Importante ressaltar que esta interpretação está em consonância com o Parecer Normativo COSIT nº 112/1978 e com o art. 198, § 7º da IN RFB nº 1.700/2017.
Impactos Práticos
Para as empresas beneficiárias de incentivos fiscais estaduais relacionados ao ICMS, a possibilidade de exclusão de incentivos fiscais de ICMS da base do IRPJ e CSLL representa uma significativa economia tributária. Isso porque tais valores, quando excluídos da apuração do lucro real e da base de cálculo da CSLL, geram uma carga tributária menor para a pessoa jurídica.
Na prática, as empresas devem adotar os seguintes procedimentos:
- Identificar precisamente os incentivos e benefícios fiscais de ICMS recebidos;
- Verificar se atendem ao requisito de estímulo à implantação ou expansão de empreendimentos econômicos;
- Registrar contabilmente os valores como reserva de lucros;
- Realizar a exclusão na apuração do lucro real e da base de cálculo da CSLL;
- Documentar adequadamente o cumprimento dos requisitos legais.
É crucial que o contribuinte mantenha documentação comprobatória detalhada, uma vez que a fiscalização poderá solicitar evidências do cumprimento dos requisitos legais durante procedimentos de auditoria.
Análise Comparativa
Antes da Lei Complementar nº 160/2017, havia grande insegurança jurídica quanto à possibilidade de exclusão dos incentivos fiscais de ICMS da base do IRPJ e da CSLL. Muitas empresas acabavam incluindo tais valores nas bases de cálculo ou, quando os excluíam, enfrentavam questionamentos por parte das autoridades fiscais.
A nova regulamentação trouxe maior clareza ao definir expressamente que os incentivos e benefícios fiscais ou financeiro-fiscais de ICMS são considerados subvenção para investimento.
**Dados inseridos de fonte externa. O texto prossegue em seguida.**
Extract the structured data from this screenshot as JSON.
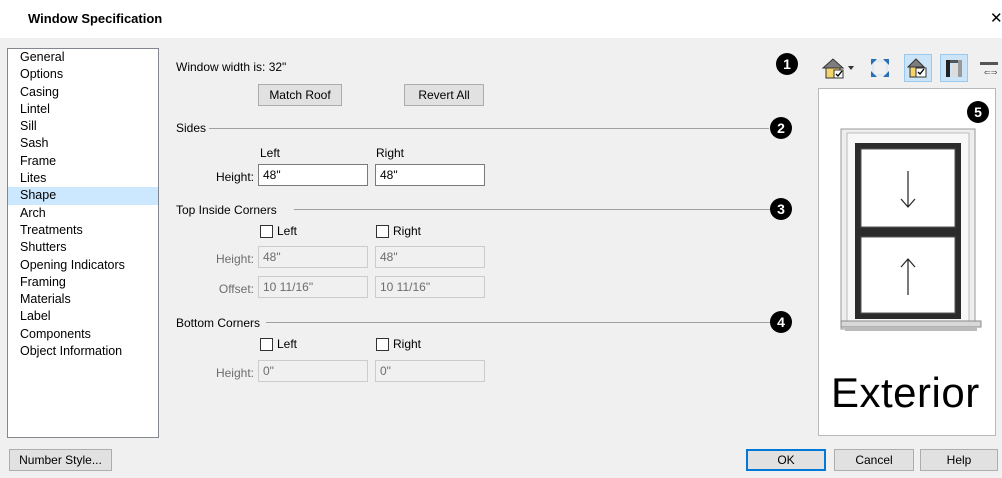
{
  "window": {
    "title": "Window Specification",
    "close_glyph": "✕"
  },
  "nav": {
    "items": [
      "General",
      "Options",
      "Casing",
      "Lintel",
      "Sill",
      "Sash",
      "Frame",
      "Lites",
      "Shape",
      "Arch",
      "Treatments",
      "Shutters",
      "Opening Indicators",
      "Framing",
      "Materials",
      "Label",
      "Components",
      "Object Information"
    ],
    "selected": "Shape"
  },
  "shape": {
    "width_text": "Window width is: 32\"",
    "match_roof": "Match Roof",
    "revert_all": "Revert All",
    "sides": {
      "title": "Sides",
      "left": "Left",
      "right": "Right",
      "height_label": "Height:",
      "left_height": "48\"",
      "right_height": "48\""
    },
    "top_inside_corners": {
      "title": "Top Inside Corners",
      "left": "Left",
      "right": "Right",
      "left_checked": false,
      "right_checked": false,
      "height_label": "Height:",
      "left_height": "48\"",
      "right_height": "48\"",
      "offset_label": "Offset:",
      "left_offset": "10 11/16\"",
      "right_offset": "10 11/16\""
    },
    "bottom_corners": {
      "title": "Bottom Corners",
      "left": "Left",
      "right": "Right",
      "left_checked": false,
      "right_checked": false,
      "height_label": "Height:",
      "left_height": "0\"",
      "right_height": "0\""
    }
  },
  "callouts": [
    "1",
    "2",
    "3",
    "4",
    "5"
  ],
  "preview": {
    "label": "Exterior"
  },
  "toolbar": {
    "icons": [
      "view-3d-icon",
      "fill-window-icon",
      "show-materials-icon",
      "show-casing-icon",
      "swing-side-icon"
    ]
  },
  "footer": {
    "number_style": "Number Style...",
    "ok": "OK",
    "cancel": "Cancel",
    "help": "Help"
  },
  "colors": {
    "selection": "#cce8ff",
    "accent": "#0078d7"
  }
}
No entanto, permaneceu a exigência de que tenham sido concedidos como estímulo à implantação ou expansão de empreendimentos econômicos, além dos demais requisitos do art. 30 da Lei nº 12.973/2014.
Este entendimento representa uma evolução em relação ao regime anteriormente vigente, mas ainda exige atenção das empresas para o cumprimento integral dos requisitos legais, sob pena de perderem o benefício da exclusão de incentivos fiscais de ICMS da base do IRPJ e CSLL.
Considerações Finais
A Solução de Consulta DISIT/SRRF06 nº 6023/2020, ao vincular-se à Solução de Consulta COSIT nº 145/2020, consolida o entendimento fiscal sobre a exclusão de incentivos fiscais de ICMS da base do IRPJ e CSLL, oferecendo maior segurança jurídica aos contribuintes que recebem tais benefícios estaduais.
É fundamental que as empresas beneficiárias de incentivos fiscais estaduais avaliem cuidadosamente se seus benefícios atendem aos requisitos legais para caracterização como subvenção para investimento, especialmente no que diz respeito ao estímulo à implantação ou expansão de empreendimentos econômicos.
A norma também deixa claro que não produzirá efeitos a consulta tributária que não cumpra os requisitos formais estabelecidos no art. 3º da IN RFB nº 1.396/2013, como aquelas formuladas em tese ou que não identifiquem adequadamente o dispositivo da legislação tributária cuja aplicação suscita a dúvida.
Recomenda-se, portanto, que as empresas busquem orientação especializada para adequada implementação dos procedimentos necessários ao gozo do benefício fiscal, assegurando o cumprimento integral das exigências legais e a otimização da carga tributária.